Mujer. 30 años. Licenciada. Trabajadora. Independiente económicamente –todo lo que se puede ser en este sistema decrépito-. Sin hijos. Felizmente emparejada. Y creo que en este siglo XXI que apenas hemos empezado a andar hay que reivindicar más que nunca la celebración del Día de la Mujer. Como un toque de atención al relax, como una palmada ante las narices de quienes se están quedando dormidos, como un roce estratégico en la herida para recordar que aún duele.
Esta misma semana leía en los medios sobre el enésimo crimen de honor en la India y la dación en pago con carne de mujer: me debes dinero, toma a mi hija de nueve años, que tengo de sobra. Está claro que no, no está todo hecho en materia de igualdad de género. Y hay quien me dirá que mire más cerca, que en algunos países, las costumbres locales y la organización misma del Estado permiten injusticias de este tipo por razón de género, pero también de etnia o de clase. Sí, por seguir con el ejemplo, en India el sistema de castas esclaviza y roba la dignidad también a los hombres. Claro que no se me ocurre peor jugada del destino que nacer dalitss y mujer. Pero de acuerdo, sigamos. Occidente: este proyecto de igualdad para las mujeres en el que cada año medio centenar muere a manos de sus parejas o exparejas.
“Esos son bestias, no hombres, y la violencia ha de condenarse sea contra una mujer o contra un hombre”, dirán quienes se erigen como defensores de la verdadera igualdad. Asunto espinoso y siempre polémico, aunque las cifras hablen de un mal endémico, de una violencia explícita hacia la mujer por su condición genérica dentro de una relación hombre-mujer y basada en sometimiento físico y psicológico.
Aún así, aunque sea lo más visible y explícitamente sangrante, es un error quedarse en la violencia de los moretones. No porque no sea significativa o tienda a convertirse en un problema marginal –los datos de maltrato en adolescentes indican un problema que no parece erradicado de aquí al futuro próximo-, sino porque la violencia, tanto la reglada o aceptada en esas comunidades que se nos antojan lejanas, como la que se esconde detrás de la puerta del dormitorio del vecino, sólo es la punta del iceberg, una de las últimas consecuencias de un sistema patriarcal perpetuado en el tiempo y el espacio con, en esencia, pocas variaciones. Y la palabra patriarcado siempre acude como el coco, a convertir en exceso y radicalización todo lo que toca. La palabra maldita que parece negar la razón de cualquier argumento a quien la usa. Hay que celebrar el Día de la Mujer para reivindicar que a las cosas se les llama por su nombre.

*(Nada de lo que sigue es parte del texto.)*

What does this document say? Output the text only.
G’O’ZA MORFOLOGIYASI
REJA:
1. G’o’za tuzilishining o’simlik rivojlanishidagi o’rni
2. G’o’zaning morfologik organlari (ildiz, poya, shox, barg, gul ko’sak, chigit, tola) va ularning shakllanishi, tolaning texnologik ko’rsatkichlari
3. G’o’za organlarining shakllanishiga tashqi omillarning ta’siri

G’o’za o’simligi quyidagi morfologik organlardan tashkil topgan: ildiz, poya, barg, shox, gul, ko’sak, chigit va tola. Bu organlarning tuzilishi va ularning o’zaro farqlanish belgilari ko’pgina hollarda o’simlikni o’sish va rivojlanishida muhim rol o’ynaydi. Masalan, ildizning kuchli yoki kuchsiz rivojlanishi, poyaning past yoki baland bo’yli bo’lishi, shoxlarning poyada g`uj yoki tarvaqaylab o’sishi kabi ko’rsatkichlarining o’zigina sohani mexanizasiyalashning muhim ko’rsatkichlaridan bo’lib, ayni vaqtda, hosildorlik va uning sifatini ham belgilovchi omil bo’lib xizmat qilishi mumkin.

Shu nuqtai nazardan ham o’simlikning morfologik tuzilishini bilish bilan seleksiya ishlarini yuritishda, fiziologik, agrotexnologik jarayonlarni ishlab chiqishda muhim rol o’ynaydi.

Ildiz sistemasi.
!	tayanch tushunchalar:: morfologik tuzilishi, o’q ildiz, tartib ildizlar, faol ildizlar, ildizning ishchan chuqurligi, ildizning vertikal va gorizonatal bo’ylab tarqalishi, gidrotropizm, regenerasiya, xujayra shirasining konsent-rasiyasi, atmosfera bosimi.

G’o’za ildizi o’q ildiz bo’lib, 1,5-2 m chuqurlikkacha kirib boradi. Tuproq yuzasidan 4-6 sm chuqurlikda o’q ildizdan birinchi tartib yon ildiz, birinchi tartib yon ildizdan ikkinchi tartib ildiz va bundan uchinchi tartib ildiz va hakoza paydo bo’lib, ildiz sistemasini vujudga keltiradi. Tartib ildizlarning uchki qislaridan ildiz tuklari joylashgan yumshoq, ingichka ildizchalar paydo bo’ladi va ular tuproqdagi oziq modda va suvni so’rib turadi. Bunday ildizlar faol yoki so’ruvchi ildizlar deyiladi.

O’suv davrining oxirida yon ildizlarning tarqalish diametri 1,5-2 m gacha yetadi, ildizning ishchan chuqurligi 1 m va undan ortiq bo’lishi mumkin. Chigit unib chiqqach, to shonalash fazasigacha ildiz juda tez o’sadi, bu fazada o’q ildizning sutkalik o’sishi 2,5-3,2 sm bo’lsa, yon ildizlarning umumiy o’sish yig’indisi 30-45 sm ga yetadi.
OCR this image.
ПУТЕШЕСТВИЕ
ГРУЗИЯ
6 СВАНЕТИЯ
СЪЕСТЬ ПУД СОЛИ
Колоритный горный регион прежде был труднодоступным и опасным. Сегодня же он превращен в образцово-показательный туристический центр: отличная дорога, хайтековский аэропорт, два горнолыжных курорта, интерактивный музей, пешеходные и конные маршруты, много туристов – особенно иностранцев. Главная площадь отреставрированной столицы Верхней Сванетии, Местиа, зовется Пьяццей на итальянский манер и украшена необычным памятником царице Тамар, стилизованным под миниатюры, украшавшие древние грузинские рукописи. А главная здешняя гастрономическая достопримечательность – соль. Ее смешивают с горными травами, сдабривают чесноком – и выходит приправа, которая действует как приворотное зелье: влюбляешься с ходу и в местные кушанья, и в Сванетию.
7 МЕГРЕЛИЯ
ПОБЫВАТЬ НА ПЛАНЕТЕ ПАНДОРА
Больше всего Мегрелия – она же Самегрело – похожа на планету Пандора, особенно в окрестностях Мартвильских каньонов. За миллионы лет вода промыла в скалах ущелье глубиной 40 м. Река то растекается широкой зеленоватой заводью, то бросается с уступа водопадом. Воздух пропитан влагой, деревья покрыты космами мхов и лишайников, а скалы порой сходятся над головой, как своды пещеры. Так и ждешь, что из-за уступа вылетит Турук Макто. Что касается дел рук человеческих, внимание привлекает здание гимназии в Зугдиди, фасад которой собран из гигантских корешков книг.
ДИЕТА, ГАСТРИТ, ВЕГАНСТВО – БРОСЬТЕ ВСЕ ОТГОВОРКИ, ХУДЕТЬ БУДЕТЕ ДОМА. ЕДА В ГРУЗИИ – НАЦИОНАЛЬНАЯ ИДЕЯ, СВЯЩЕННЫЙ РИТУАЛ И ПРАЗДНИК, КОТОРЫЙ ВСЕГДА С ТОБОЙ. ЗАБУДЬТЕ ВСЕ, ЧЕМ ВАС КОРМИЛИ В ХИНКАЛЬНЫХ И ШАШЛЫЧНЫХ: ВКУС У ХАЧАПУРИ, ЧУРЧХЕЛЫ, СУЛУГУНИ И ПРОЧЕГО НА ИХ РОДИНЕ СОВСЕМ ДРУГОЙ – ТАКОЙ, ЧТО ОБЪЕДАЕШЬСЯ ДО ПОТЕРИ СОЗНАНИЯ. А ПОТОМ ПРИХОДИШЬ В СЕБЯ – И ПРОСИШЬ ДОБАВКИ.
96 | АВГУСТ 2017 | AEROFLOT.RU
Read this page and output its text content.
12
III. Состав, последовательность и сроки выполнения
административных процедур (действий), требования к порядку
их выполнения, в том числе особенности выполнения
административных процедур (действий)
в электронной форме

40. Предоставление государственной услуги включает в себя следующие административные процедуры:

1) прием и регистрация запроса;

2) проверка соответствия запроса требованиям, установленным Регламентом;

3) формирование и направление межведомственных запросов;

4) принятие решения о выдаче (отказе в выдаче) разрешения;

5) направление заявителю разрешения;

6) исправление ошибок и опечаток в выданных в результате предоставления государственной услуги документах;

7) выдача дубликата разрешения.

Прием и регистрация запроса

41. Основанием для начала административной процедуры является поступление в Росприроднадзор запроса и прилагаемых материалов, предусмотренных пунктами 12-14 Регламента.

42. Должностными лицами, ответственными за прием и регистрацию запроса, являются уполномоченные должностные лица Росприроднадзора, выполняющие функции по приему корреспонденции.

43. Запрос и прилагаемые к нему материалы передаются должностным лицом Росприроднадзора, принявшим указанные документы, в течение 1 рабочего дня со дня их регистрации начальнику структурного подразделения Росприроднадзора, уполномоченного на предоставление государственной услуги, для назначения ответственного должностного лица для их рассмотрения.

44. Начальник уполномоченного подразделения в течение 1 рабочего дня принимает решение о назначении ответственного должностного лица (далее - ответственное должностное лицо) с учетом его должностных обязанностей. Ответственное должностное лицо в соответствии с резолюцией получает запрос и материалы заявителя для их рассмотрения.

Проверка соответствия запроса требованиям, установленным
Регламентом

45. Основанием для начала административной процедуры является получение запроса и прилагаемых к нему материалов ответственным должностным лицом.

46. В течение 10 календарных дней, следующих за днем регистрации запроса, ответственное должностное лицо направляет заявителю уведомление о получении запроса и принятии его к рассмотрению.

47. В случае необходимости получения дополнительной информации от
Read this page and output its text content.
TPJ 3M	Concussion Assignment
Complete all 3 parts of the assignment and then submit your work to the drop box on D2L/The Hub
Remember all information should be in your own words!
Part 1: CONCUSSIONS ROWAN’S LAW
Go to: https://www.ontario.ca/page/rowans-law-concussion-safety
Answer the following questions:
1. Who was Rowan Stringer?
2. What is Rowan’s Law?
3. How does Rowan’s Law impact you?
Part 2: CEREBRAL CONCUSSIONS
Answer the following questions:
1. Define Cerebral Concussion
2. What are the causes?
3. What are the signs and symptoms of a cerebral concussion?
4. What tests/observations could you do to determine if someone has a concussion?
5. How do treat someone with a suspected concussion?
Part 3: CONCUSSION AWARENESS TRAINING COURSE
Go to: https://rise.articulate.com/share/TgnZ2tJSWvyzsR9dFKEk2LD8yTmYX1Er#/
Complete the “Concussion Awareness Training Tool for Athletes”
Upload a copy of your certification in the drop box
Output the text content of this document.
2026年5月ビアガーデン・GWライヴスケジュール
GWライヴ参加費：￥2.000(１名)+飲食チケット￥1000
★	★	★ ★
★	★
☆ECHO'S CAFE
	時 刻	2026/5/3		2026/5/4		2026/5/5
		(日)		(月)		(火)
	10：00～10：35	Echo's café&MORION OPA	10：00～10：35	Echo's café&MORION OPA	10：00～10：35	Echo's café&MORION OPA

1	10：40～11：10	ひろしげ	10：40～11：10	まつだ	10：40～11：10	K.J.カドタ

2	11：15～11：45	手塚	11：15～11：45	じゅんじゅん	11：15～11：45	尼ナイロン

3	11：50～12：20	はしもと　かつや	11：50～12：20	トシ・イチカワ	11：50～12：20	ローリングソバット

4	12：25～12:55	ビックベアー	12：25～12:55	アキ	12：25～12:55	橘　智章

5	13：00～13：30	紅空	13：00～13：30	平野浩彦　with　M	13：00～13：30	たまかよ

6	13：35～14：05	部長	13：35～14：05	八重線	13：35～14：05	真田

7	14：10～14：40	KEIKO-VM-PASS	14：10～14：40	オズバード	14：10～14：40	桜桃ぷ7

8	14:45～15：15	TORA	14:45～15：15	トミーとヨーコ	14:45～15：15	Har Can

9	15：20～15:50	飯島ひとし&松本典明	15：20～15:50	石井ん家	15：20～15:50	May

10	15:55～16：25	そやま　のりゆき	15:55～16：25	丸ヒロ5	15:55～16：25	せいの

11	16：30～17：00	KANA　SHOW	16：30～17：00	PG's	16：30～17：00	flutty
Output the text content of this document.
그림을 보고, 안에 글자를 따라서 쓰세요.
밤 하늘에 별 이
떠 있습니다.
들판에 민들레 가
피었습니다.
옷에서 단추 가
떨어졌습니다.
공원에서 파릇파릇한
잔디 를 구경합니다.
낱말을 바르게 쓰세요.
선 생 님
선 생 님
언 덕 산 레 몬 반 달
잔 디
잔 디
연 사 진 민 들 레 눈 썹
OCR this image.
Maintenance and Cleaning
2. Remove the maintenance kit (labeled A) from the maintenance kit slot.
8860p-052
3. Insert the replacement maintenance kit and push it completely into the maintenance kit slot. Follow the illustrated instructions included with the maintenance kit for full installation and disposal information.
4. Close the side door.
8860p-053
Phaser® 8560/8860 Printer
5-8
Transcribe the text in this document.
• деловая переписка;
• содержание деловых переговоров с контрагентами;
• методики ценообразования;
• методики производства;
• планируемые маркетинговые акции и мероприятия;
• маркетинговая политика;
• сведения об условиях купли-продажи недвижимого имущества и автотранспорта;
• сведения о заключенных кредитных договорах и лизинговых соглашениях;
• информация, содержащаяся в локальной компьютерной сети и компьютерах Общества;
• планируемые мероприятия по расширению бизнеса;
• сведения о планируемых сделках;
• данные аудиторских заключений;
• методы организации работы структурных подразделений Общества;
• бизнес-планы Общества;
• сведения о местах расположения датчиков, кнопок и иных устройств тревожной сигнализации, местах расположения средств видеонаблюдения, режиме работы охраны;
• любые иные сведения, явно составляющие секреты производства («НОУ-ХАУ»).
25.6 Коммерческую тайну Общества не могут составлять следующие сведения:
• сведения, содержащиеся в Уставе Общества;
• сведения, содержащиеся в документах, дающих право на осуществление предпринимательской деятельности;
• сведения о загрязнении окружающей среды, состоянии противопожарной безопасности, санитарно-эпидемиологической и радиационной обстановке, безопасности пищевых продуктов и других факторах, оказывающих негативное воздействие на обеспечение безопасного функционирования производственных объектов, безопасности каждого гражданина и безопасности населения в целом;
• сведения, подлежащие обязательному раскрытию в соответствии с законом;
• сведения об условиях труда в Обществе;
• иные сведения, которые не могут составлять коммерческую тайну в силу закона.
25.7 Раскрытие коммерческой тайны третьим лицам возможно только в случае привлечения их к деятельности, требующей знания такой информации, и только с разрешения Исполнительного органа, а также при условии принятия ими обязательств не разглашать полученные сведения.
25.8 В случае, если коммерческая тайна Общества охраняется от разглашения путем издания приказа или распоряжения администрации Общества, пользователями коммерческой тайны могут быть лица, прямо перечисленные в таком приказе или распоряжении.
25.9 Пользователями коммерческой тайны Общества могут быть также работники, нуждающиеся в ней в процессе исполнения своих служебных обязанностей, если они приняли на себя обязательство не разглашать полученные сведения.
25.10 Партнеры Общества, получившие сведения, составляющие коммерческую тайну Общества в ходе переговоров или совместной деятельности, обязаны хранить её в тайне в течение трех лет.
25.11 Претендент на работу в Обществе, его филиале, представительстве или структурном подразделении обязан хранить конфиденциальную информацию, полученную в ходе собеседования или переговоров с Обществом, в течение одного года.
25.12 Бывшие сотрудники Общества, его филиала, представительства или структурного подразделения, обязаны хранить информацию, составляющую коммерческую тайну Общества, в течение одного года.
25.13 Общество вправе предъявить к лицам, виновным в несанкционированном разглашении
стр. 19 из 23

“¿Y por qué no llamarlo el día de la igualdad?” También por esto hay que celebrar el Día de la Mujer. Porque cada vez es más frecuente encontrarse con expresiones de este tipo puestas en boca de hombres –y mujeres- jóvenes, progresistas y no machistas (decir feministas suena como fuerte, ¿no?) y que son, a la postre, formas de neomachismo. Ese que entiende el sometimiento de la mujer como algo del pasado y no comparte los mecanismos necesarios para superar sus herencias. “¿Cómo que cuotas?” Ese que se cansa de la lucha y del debate, que les pone la etiqueta de rancio o ‘démodé’. “¿Ya estás otra vez?” Ese que termina en el reduccionismo y la anécdota. “¡Sólo es un piropo, mujer!”
Hace poco alguien a quien respeto mucho me dijo que en la lucha de géneros era lo de siempre: separar en lugar de unir. Pero no.
Unir es que tanto hombres como mujeres entiendan la posición desfavorable en la que, durante siglos, se ha mantenido relegada a la mujer y tomar conciencia de que el aprendizaje cultural y social de nuestra historia en este sentido no se supera en cincuenta años. De hecho, quizás lo más sencillo sea lo que se ha conseguido hasta ahora: una igualdad jurídica –mi abuela no podía votar ni tener una cuenta en el banco- y una libertad, independencia y capacidad de decisión de derecho. Lo verdaderamente complicado es lo que viene ahora: que a la mujer no se la enseñe desde pequeña a ‘cuidarse’ de los hombres; que no tenga que mirar hacia atrás cuando vuelve a casa por la noche; que tenga la misma libertad para decidir sobre su sexualidad que un hombre; que la maternidad no sea ni una obligación ni un lastre, como no lo es la paternidad; que las niñas y los niños sean educados de la misma forma y se les aplaudan o reprueben las mismas aptitudes y comportamientos; que la conciliación sea posible y no exclusiva de las mujeres.
Unir no es llamar al 8 de marzo el Día de la Igualad. Unir es que los hombres celebren el 8 de marzo como el Día de la Mujer.